A minuit moins une, ou presque, le sauvetage s'est précisé. Par la grâce de financiers genevois anonymes, qui ont choisi de propulser Hugh Quennec, patron du Genève-Servette HC, en première ligne. Aux côtés du Québécois, nul doute que Michel Pont a joué un rôle primordial pour prolonger le sursis genevois.

Car le SFC, et l'adjoint d'Ottmar Hitzfeld l'a encore rappelé, n'est pas sauvé. Mais il a désormais un petit mois devant lui pour travailler sur sa situation extrasportive. Ceci afin de redorer son image, de consolider ses dernières fondations et d'obtenir sa licence en vue de la saison prochaine. Dans cette optique, la mansuétude dont a fait (et fait toujours) preuve la Swiss Football League (SFL) - laquelle n'a strictement aucun intérêt à voir un deuxième club partir en faillite - est une aubaine pour celui qui est actuellement le meilleur club romand de Super League.

Ouf, trois fois ouf, sept ans après avoir volé en éclats au terme de l'ère Marc Roger, le Servette FC respire encore. Des soins intensifs, il est passé en salle de réveil. Les 650'000 francs déposés sur la table lui permettront de régler les différents salaires et de s'éloigner un petit peu du précipice. C'est déjà ça, évidemment, quand on sait que, mardi dernier, tout le monde était déjà prêt à l'envoyer dans la tombe. «Si je suis entré dans ce projet, c'est que je suis confiant dans la possibilité de trouver des solutions», a tout de suite annoncé Hugh Quennec.

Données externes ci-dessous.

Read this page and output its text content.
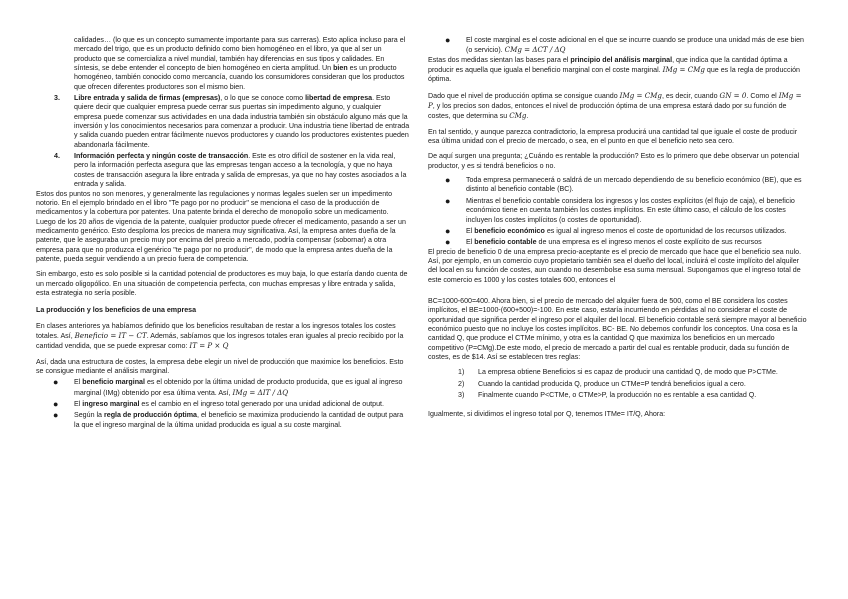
calidades… (lo que es un concepto sumamente importante para sus carreras). Esto aplica incluso para el mercado del trigo, que es un producto definido como bien homogéneo en el libro, ya que al ser un producto que se comercializa a nivel mundial, también hay diferencias en sus tipos y calidades. En síntesis, se debe entender el concepto de bien homogéneo en cierta amplitud. Un bien es un producto homogéneo, también conocido como mercancía, cuando los consumidores consideran que los productos que ofrecen diferentes productores son el mismo bien.
3. Libre entrada y salida de firmas (empresas), o lo que se conoce como libertad de empresa. Esto quiere decir que cualquier empresa puede cerrar sus puertas sin impedimento alguno, y cualquier empresa puede comenzar sus actividades en una dada industria también sin obstáculo alguno más que la inversión y los conocimientos necesarios para comenzar a producir. Una industria tiene libertad de entrada y salida cuando pueden entrar fácilmente nuevos productores y cuando los productores existentes pueden abandonarla fácilmente.
4. Información perfecta y ningún coste de transacción. Este es otro difícil de sostener en la vida real, pero la información perfecta asegura que las empresas tengan acceso a la tecnología, y que no haya costes de transacción asegura la libre entrada y salida de empresas, ya que no hay costes asociados a la entrada y salida.

Estos dos puntos no son menores, y generalmente las regulaciones y normas legales suelen ser un impedimento notorio. En el ejemplo brindado en el libro "Te pago por no producir" se menciona el caso de la producción de medicamentos y la cobertura por patentes. Una patente brinda el derecho de monopolio sobre un medicamento. Luego de los 20 años de vigencia de la patente, cualquier productor puede ofrecer el medicamento, pasando a ser un medicamento genérico. Esto desploma los precios de manera muy significativa. Así, la empresa antes dueña de la patente, que le aseguraba un precio muy por encima del precio a mercado, podría compensar (sobornar) a otra empresa para que no produzca el genérico "te pago por no producir", de modo que la empresa antes dueña de la patente, pueda seguir vendiendo a un precio fuera de competencia.

Sin embargo, esto es solo posible si la cantidad potencial de productores es muy baja, lo que estaría dando cuenta de un mercado oligopólico. En una situación de competencia perfecta, con muchas empresas y libre entrada y salida, esta estrategia no sería posible.

La producción y los beneficios de una empresa

En clases anteriores ya habíamos definido que los beneficios resultaban de restar a los ingresos totales los costes totales. Así, Beneficio = IT − CT. Además, sabíamos que los ingresos totales eran iguales al precio recibido por la cantidad vendida, que se puede expresar como: IT = P × Q

Así, dada una estructura de costes, la empresa debe elegir un nivel de producción que maximice los beneficios. Esto se consigue mediante el análisis marginal.

● El beneficio marginal es el obtenido por la última unidad de producto producida, que es igual al ingreso marginal (IMg) obtenido por esa última venta. Así, IMg = ΔIT / ΔQ
● El ingreso marginal es el cambio en el ingreso total generado por una unidad adicional de output.
● Según la regla de producción óptima, el beneficio se maximiza produciendo la cantidad de output para la que el ingreso marginal de la última unidad producida es igual a su coste marginal.
● El coste marginal es el coste adicional en el que se incurre cuando se produce una unidad más de ese bien (o servicio). CMg = ΔCT / ΔQ

Estas dos medidas sientan las bases para el principio del análisis marginal, que indica que la cantidad óptima a producir es aquella que iguala el beneficio marginal con el coste marginal. IMg = CMg que es la regla de producción óptima.

Dado que el nivel de producción optima se consigue cuando IMg = CMg, es decir, cuando GN = 0. Como el IMg = P, y los precios son dados, entonces el nivel de producción óptima de una empresa estará dado por su función de costes, que determina su CMg.

En tal sentido, y aunque parezca contradictorio, la empresa producirá una cantidad tal que iguale el coste de producir esa última unidad con el precio de mercado, o sea, en el punto en que el beneficio neto sea cero.

De aquí surgen una pregunta; ¿Cuándo es rentable la producción? Esto es lo primero que debe observar un potencial productor, y es si tendrá beneficios o no.

● Toda empresa permanecerá o saldrá de un mercado dependiendo de su beneficio económico (BE), que es distinto al beneficio contable (BC).
● Mientras el beneficio contable considera los ingresos y los costes explícitos (el flujo de caja), el beneficio económico tiene en cuenta también los costes implícitos. En este último caso, el cálculo de los costes incluyen los costes implícitos (o costes de oportunidad).
● El beneficio económico es igual al ingreso menos el coste de oportunidad de los recursos utilizados.
● El beneficio contable de una empresa es el ingreso menos el coste explícito de sus recursos

El precio de beneficio 0 de una empresa precio-aceptante es el precio de mercado que hace que el beneficio sea nulo. Así, por ejemplo, en un comercio cuyo propietario también sea el dueño del local, incluirá el coste implícito del alquiler del local en su función de costes, aun cuando no desembolse esa suma mensual. Supongamos que el ingreso total de este comercio es 1000 y los costes totales 600, entonces el

BC=1000-600=400. Ahora bien, si el precio de mercado del alquiler fuera de 500, como el BE considera los costes implícitos, el BE=1000-(600+500)=-100. En este caso, estaría incurriendo en pérdidas al no considerar el coste de oportunidad que significa perder el ingreso por el alquiler del local. El beneficio contable será siempre mayor al beneficio económico puesto que no incluye los costes implícitos. BC- BE. No debemos confundir los conceptos. Una cosa es la cantidad Q, que produce el CTMe mínimo, y otra es la cantidad Q que maximiza los beneficios en un mercado competitivo (P=CMg).De este modo, el precio de mercado a partir del cual es rentable producir, dada su función de costes, es de $14. Así se establecen tres reglas:

1) La empresa obtiene Beneficios si es capaz de producir una cantidad Q, de modo que P>CTMe.
2) Cuando la cantidad producida Q, produce un CTMe=P tendrá beneficios igual a cero.
3) Finalmente cuando P<CTMe, o CTMe>P, la producción no es rentable a esa cantidad Q.

Igualmente, si dividimos el ingreso total por Q, tenemos ITMe= IT/Q, Ahora:
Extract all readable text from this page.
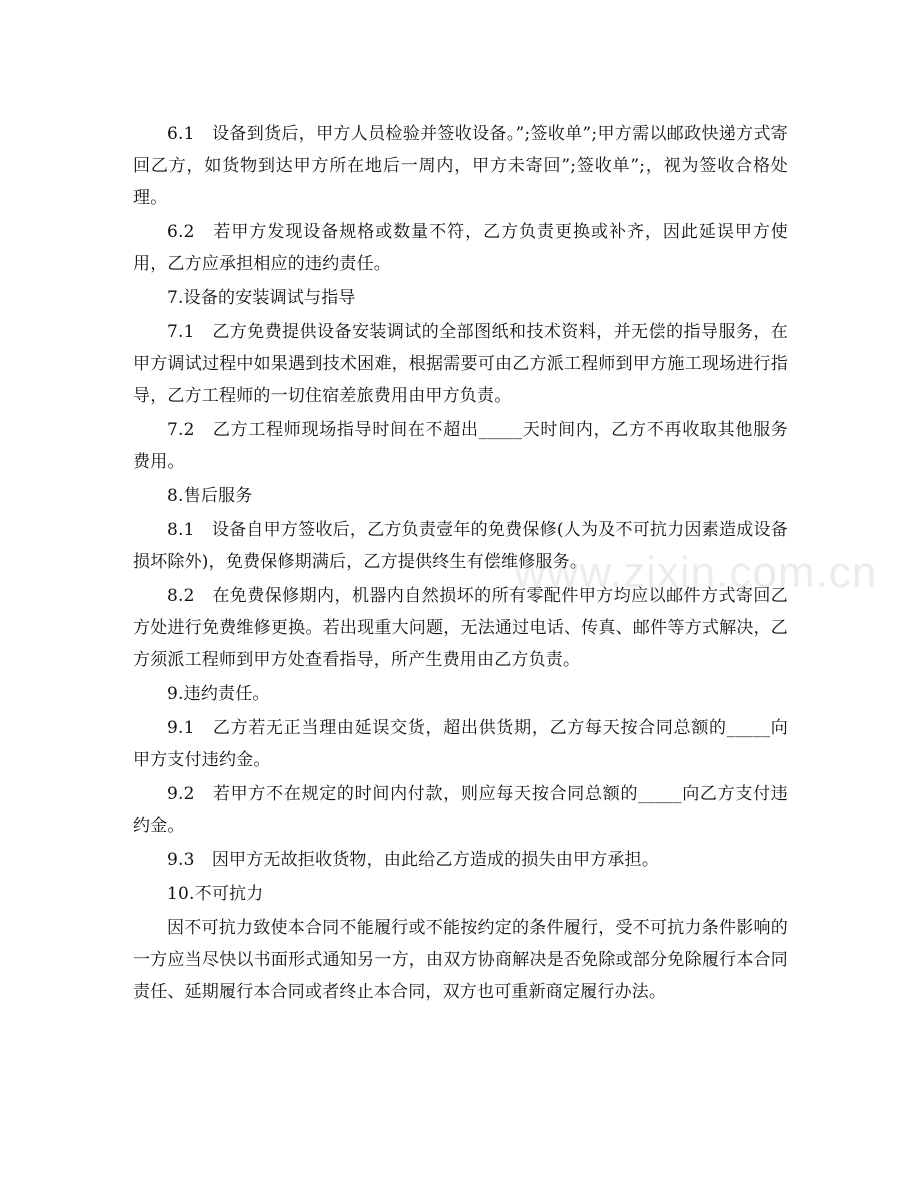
6.1　设备到货后，甲方人员检验并签收设备。”;签收单”;甲方需以邮政快递方式寄回乙方，如货物到达甲方所在地后一周内，甲方未寄回”;签收单”;，视为签收合格处理。

6.2　若甲方发现设备规格或数量不符，乙方负责更换或补齐，因此延误甲方使用，乙方应承担相应的违约责任。

7.设备的安装调试与指导

7.1　乙方免费提供设备安装调试的全部图纸和技术资料，并无偿的指导服务，在甲方调试过程中如果遇到技术困难，根据需要可由乙方派工程师到甲方施工现场进行指导，乙方工程师的一切住宿差旅费用由甲方负责。

7.2　乙方工程师现场指导时间在不超出_____天时间内，乙方不再收取其他服务费用。

8.售后服务

8.1　设备自甲方签收后，乙方负责壹年的免费保修(人为及不可抗力因素造成设备损坏除外)，免费保修期满后，乙方提供终生有偿维修服务。

8.2　在免费保修期内，机器内自然损坏的所有零配件甲方均应以邮件方式寄回乙方处进行免费维修更换。若出现重大问题，无法通过电话、传真、邮件等方式解决，乙方须派工程师到甲方处查看指导，所产生费用由乙方负责。

9.违约责任。

9.1　乙方若无正当理由延误交货，超出供货期，乙方每天按合同总额的_____向甲方支付违约金。

9.2　若甲方不在规定的时间内付款，则应每天按合同总额的_____向乙方支付违约金。

9.3　因甲方无故拒收货物，由此给乙方造成的损失由甲方承担。

10.不可抗力

因不可抗力致使本合同不能履行或不能按约定的条件履行，受不可抗力条件影响的一方应当尽快以书面形式通知另一方，由双方协商解决是否免除或部分免除履行本合同责任、延期履行本合同或者终止本合同，双方也可重新商定履行办法。

www.zixin.com.cn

Homme reconnu dans le milieu genevois, le patron du GSHC devra fédérer différents investisseurs autour de sa personne. Il est déjà quasiment certain de pouvoir s'appuyer sur le soutien de Giuseppe Luongo, le Transalpin de Nyon qui s'était manifesté auprès du clan Pishyar pour reprendre le SFC, ainsi que sur l'Association SFC, constituée par Claude Charmillot et Philippe Mortgé. Même si celle-ci a lutté contre des moulins à vent, en ne parvenant qu'à réunir une somme dépassant légèrement les 100'000 CHF, elle a eu le mérite de donner un grand coup de pied dans la fourmilière. C'était essentiel.

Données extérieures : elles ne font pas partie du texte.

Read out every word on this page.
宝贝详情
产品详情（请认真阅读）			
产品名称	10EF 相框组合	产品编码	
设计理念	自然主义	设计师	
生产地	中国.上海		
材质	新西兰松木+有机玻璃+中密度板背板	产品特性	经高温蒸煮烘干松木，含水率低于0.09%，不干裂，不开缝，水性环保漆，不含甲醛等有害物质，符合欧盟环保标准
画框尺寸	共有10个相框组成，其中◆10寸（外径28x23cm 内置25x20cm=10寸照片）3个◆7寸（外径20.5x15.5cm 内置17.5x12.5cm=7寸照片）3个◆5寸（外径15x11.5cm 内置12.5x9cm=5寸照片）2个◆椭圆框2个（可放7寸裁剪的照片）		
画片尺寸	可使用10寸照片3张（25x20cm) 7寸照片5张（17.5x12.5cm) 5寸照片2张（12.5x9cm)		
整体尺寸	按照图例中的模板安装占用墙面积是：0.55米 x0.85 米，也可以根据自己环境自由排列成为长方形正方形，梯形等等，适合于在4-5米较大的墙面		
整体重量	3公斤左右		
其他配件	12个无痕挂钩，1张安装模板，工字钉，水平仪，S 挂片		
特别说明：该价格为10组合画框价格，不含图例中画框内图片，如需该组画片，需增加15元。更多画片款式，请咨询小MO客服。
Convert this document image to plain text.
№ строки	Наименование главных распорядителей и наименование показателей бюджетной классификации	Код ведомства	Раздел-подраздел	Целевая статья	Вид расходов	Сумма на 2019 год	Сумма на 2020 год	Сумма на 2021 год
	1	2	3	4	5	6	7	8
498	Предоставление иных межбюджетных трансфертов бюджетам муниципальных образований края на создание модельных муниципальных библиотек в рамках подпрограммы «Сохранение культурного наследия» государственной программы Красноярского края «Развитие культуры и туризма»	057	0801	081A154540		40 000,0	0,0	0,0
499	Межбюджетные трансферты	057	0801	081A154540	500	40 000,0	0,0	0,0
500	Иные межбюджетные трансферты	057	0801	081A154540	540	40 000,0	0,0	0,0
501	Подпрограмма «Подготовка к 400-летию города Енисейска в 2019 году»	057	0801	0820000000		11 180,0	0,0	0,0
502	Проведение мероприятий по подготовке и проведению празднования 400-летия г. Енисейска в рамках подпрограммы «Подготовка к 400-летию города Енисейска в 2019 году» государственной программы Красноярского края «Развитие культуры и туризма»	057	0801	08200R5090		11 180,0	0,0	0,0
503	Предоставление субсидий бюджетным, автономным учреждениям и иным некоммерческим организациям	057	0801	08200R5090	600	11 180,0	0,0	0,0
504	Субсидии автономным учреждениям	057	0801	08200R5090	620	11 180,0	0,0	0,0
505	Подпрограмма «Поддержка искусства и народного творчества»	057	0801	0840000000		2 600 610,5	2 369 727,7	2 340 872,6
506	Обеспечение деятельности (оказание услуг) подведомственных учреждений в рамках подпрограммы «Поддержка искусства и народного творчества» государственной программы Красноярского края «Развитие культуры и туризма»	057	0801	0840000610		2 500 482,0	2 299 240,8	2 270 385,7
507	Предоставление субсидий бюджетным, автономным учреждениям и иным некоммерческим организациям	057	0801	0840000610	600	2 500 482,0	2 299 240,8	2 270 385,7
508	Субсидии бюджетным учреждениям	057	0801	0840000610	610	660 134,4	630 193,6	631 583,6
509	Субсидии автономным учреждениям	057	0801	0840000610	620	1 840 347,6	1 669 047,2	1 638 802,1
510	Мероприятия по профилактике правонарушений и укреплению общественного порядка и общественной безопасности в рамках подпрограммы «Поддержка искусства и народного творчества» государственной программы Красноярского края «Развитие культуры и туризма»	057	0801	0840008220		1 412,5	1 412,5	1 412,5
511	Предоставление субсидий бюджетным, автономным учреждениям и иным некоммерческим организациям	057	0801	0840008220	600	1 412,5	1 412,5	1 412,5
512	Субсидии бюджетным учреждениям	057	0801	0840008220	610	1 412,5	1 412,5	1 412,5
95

L'horizon du Servette se débouche petit à petit. Et Majid Pishyar, au grand soulagement de tout le monde, est enfin parti. Pour un franc symbolique. Même s'il a été nommé président d'honneur - et non pas président donneur -, l'Iranien ne va pas laisser un grand vide sur la place genevoise. Depuis le 31 mai dernier et la promotion en Super League, son attitude a tout simplement été indigne. Irrespectueux des contrats, de ses partenaires, du tissu économique local et des supporters, il a bien failli se voir affublé de l'étiquette de fossoyeur. S'il a pu l'éviter, ce n'est que par la grâce de Hugh Quennec et de ses soutiens.

Et voilà que, désormais, c'est le Québécois et personne d'autre qui pourrait endosser le costume de nouvel homme fort du sport genevois. Tout le côté sportif du canton, et malgré les petits soucis connus par le GSHC en play-out, pousse un léger «ouf» de soulagement ce matin. Son ciel est moins encombré, ses perspectives beaucoup plus réjouissantes. Même si, on le répète et comme l'a rappelé Pont, rien n'est encore fait.

Reste que, maintenant, c'est aux nouveaux patrons du Servette FC - avec ou sans le très contesté directeur sportif Costinha??? - de surfer sur la vague d'espoir et d'enthousiasme qui les accompagne. A n'en pas douter, il y a désormais un coup formidable à jouer. Car une chose est sûre, les grands clubs ne meurent jamais!

 

Commentaires

Bon courage pour le Servette FC!

Écrit par : faire part | 09/03/2012

Je n'ai jamais aimé le SFC car mes préférences vont toujours à UGS. Avec ses dirigeants, ses entraineurs l’amateur de football n’a pas à supporter les dérives et turpitudes de ses dirigeants comme c’est le cas avec le Servette.
Un effort et que le club sorte enfin des limbes et regagne la ligue supérieure. Mon club fondé en 1896 le vaut bien !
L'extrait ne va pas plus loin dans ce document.